Oh there he goes again. This will get him going, figured Jimmy, "Are you saying the Blameless asshole is going to break the Treasury of America?"

It did and Patti raised a fist at him but his jaw dropped. It hung at the sight of Claude's first real smile. The blond haired head fell back and stared at the ceiling. He took out a cigarette for himself. He lit up and blew smoke rings to the centre of the room.

Meanwhile, Claude was happier to say the least. "Firs' you sed id up, Jimmy," he replied, gleefully,  "Den we'll see if dat gambler can break id." Jimmy knew the French were famous for hand gestures. He believed the handsome Walleyed French kept his hands in a neatly folded cup on the table below his chin to catch a stray tear or two. Therefore this slight changed demeanor was a curiosity. "You should have asked for help a long time ago, Claude."

"We did. Talk to d'Dulles brodders. There is truth in a name," he muttered.

"So I heard. By the way, next time I pay in local currency. These juicy tidbits aren't enough for a whole dollar to swallow. What do you French calls them? Whores Durves? Forget about a hundred of them."

"We did nod inten' to keep id a secred." Claude replied with a typical French Colon lie. It somehow implied they had anything worth telling. There was the lie at the heart of the matter. The dapper French laid his palms flat. His light silk suit was a nice fit. "Who makes your suits?" The French pushed himself out of the booth. "I will sen' 'im oud to Archie's."

But before departing he leered. "Actually, Jimmy, you give me renewing fait' in d'local currency. Give me enough of dem an' I will accep' piasters unconditionally."

Patti smirked, "It is amazing how you keep the faith in those piasters. Aren't you French the guys with all the faith in them the last time.”

Desautels gazed with stony eyes, harumphed, and sauntered away.

And Jimmy bellowed, "You have every reason to be!" When he stood to move to the other side of the table, Patti waved to the tricky multilingual waitress.
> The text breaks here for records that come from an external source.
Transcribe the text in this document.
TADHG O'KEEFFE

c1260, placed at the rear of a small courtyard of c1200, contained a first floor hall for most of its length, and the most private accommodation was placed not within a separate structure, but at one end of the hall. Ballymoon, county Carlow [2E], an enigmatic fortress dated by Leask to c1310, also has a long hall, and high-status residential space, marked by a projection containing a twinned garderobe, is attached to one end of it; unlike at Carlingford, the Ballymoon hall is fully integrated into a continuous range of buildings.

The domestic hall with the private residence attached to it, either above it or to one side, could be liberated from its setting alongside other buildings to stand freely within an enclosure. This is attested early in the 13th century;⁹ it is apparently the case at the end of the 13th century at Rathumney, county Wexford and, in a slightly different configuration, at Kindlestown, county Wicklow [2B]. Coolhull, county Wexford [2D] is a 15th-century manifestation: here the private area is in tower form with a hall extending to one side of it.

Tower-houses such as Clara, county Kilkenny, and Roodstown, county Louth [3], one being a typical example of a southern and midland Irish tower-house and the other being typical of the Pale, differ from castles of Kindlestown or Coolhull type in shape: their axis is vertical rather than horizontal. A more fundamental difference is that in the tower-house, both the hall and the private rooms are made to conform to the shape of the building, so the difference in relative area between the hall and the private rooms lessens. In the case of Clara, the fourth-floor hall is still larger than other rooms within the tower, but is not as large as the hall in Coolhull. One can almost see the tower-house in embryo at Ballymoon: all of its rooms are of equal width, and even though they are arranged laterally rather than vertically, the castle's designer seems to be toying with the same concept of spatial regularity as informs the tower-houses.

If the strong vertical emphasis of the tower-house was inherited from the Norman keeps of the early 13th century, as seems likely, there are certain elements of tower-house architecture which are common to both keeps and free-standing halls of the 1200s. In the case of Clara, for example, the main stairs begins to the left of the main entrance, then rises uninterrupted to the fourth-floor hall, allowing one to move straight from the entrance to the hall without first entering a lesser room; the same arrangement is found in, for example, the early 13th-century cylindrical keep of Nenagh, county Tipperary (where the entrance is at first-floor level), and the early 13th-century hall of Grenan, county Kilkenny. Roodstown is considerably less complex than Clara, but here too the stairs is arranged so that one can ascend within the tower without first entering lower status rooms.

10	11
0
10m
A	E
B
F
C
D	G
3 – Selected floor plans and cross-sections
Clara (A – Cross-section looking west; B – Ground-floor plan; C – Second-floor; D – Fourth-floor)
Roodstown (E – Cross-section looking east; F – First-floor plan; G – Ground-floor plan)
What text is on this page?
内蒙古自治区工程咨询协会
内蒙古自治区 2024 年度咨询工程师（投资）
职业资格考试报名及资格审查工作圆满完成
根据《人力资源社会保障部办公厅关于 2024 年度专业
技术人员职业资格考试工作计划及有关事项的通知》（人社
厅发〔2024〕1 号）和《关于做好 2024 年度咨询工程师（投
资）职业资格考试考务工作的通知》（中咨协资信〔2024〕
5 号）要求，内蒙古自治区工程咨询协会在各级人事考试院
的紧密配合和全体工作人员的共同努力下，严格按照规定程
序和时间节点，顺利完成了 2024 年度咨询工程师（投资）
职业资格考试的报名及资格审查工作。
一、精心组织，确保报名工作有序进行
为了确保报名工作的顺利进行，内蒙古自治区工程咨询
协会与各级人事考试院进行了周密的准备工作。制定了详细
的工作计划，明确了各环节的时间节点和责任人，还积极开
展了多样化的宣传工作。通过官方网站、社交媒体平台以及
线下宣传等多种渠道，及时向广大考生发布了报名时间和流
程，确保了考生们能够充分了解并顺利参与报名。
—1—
Jimmy was ready for some serious pounding. "Jimmy, you don't know what you're saying...."

"Thinks he knows the ropes around here," he replied, feeling snarly. He took off his hat and squinted when daylight spilled in the room.

"He's used enough of them," said the grizzled son-of-a- bitch across the table.

"I wonder if the rumour is true."

"No rumour. Actual fact. They got his at Dien Bien Phu. They did indeed."

"Wonder what them Viet Minhs use em for?"

"You don't want to know any more than I don't want to know. So drop it. Give me more bad news from America."